Niraparib, Free Base

Soluble in DMSO. Niraparib, also known as MK-4827, is a poly(ADP-ribose)polymerase (PARP) inhibitor. Niraparib displayed excellent PARP 1 and 2 inhibition with IC50 values of 3.8 and 2.1 nM, respectively, and in a whole cell assay, it inhibited PARP activity with an IC50 of 4 nM, and inhibited proliferation of cancer cells with mutant BRCA-1 and BRCA-2, with IC50 values of 10-100 nM. Niraparib was well tolerated in vivo and showed antitumor activity as a single agent in a xenograft model of BRCA-1 deficient cancer.
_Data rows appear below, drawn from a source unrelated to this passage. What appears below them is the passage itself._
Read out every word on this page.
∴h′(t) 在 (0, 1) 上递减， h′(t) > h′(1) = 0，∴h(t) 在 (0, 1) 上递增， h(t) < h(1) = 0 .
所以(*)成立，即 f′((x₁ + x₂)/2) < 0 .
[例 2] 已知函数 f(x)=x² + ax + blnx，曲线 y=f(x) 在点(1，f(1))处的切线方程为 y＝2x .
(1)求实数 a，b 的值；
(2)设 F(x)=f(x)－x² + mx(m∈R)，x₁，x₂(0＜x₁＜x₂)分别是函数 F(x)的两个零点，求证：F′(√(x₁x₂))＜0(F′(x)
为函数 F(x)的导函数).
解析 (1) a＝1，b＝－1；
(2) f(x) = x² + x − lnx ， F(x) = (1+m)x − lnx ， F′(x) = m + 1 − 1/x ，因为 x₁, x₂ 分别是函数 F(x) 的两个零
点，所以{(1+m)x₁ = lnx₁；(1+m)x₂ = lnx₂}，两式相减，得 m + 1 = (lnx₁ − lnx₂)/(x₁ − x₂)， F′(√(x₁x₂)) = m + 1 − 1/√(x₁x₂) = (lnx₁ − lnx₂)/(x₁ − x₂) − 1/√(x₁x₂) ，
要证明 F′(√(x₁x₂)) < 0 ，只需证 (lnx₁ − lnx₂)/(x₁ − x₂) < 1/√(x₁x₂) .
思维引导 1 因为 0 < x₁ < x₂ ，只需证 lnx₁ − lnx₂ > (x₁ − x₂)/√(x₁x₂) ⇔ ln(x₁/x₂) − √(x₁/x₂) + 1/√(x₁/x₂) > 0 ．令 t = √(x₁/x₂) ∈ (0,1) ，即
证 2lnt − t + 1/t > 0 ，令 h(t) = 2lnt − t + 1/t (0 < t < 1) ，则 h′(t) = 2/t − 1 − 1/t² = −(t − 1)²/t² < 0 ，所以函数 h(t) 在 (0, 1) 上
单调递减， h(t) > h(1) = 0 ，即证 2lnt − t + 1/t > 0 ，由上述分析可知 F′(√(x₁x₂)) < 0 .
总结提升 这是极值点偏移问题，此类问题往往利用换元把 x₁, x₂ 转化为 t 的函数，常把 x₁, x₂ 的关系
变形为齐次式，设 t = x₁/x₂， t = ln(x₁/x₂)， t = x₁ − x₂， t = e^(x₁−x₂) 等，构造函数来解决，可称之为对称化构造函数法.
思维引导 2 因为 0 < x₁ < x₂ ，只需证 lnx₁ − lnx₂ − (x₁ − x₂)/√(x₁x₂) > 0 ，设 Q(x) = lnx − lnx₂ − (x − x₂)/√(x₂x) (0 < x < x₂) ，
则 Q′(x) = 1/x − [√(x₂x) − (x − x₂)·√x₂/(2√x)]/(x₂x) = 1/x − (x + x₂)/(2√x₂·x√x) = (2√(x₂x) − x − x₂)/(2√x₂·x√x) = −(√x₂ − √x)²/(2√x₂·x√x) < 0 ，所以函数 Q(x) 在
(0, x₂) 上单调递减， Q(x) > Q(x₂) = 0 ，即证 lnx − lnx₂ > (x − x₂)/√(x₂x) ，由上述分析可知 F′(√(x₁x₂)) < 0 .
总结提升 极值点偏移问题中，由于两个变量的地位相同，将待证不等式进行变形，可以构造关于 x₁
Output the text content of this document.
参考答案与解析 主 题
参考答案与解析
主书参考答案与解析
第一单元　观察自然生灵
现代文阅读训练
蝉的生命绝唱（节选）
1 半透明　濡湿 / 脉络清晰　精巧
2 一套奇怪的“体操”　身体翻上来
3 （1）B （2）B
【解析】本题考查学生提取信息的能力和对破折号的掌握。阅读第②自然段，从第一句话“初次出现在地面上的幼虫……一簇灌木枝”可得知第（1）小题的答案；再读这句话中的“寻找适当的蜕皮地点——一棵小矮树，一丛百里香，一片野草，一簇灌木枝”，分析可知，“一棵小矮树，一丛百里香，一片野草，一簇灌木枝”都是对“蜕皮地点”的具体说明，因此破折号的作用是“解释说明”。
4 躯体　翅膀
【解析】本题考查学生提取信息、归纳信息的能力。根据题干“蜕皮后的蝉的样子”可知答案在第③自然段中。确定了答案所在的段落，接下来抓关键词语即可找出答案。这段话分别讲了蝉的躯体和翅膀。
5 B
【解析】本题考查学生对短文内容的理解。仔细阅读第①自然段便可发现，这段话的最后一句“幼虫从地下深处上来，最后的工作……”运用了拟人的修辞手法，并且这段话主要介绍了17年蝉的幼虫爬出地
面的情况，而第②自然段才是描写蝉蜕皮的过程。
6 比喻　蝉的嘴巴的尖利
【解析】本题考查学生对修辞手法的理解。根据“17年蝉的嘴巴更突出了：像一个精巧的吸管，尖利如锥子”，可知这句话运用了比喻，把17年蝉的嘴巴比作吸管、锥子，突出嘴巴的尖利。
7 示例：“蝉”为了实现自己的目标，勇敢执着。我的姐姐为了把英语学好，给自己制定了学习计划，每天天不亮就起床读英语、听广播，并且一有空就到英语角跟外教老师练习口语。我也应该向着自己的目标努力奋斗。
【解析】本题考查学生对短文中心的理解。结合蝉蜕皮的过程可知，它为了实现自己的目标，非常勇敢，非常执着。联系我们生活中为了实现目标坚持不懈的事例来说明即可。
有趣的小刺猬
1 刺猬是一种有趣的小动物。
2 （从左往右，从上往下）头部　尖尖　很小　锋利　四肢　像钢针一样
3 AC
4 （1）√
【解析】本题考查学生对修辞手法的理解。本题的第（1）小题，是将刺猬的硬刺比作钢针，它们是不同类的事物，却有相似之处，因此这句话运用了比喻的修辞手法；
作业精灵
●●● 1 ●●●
Jones P., et al. 'Discovery of 2-{4-[(3S)-piperidin-3-yl]phenyl}-2H-indazole-7-carboxamide (MK-4827): a novel oral poly(ADP-ribose)polymerase (PARP) inhibitor efficacious in BRCA-1 and -2 mutant tumors.' J. Med. Chem. 52: 7170-7185 (2009). Niraparib enhanced radiation-induced cytotoxicity in neuroblastoma cells. In vivo treatment with niraparib and radiation prolonged survival of mice in a murine xenograft model of metastatic neuroblastoma when compared to single modalities. Mueller S., et al. 'Poly (ADP-Ribose) polymerase inhibitor MK-4827 together with radiation as a novel therapy for metastatic neuroblastoma.' Anticancer Res. 33: 755-762 (2013). A phase 1 clinical trial demonstrated niraparib inhibited PARP more than 50% at doses greater than 80 mg/day and had antitumour activity at doses beyond 60 mg/day. Antitumour activity of niraparib was reported in BRCA1 or BRCA2 mutation carriers with ovarian cancer, breast cancer, and in patients with sporadic high-grade serous ovarian cancer, non-small-cell lung cancer, and prostate cancer. Sandhu S.K., et al. 'The poly(ADP-ribose) polymerase inhibitor niraparib (MK4827) in BRCA mutation carriers and patients with sporadic cancer: a phase 1 dose-escalation trial.' Lancet Oncol. 14: 882-892 (2013).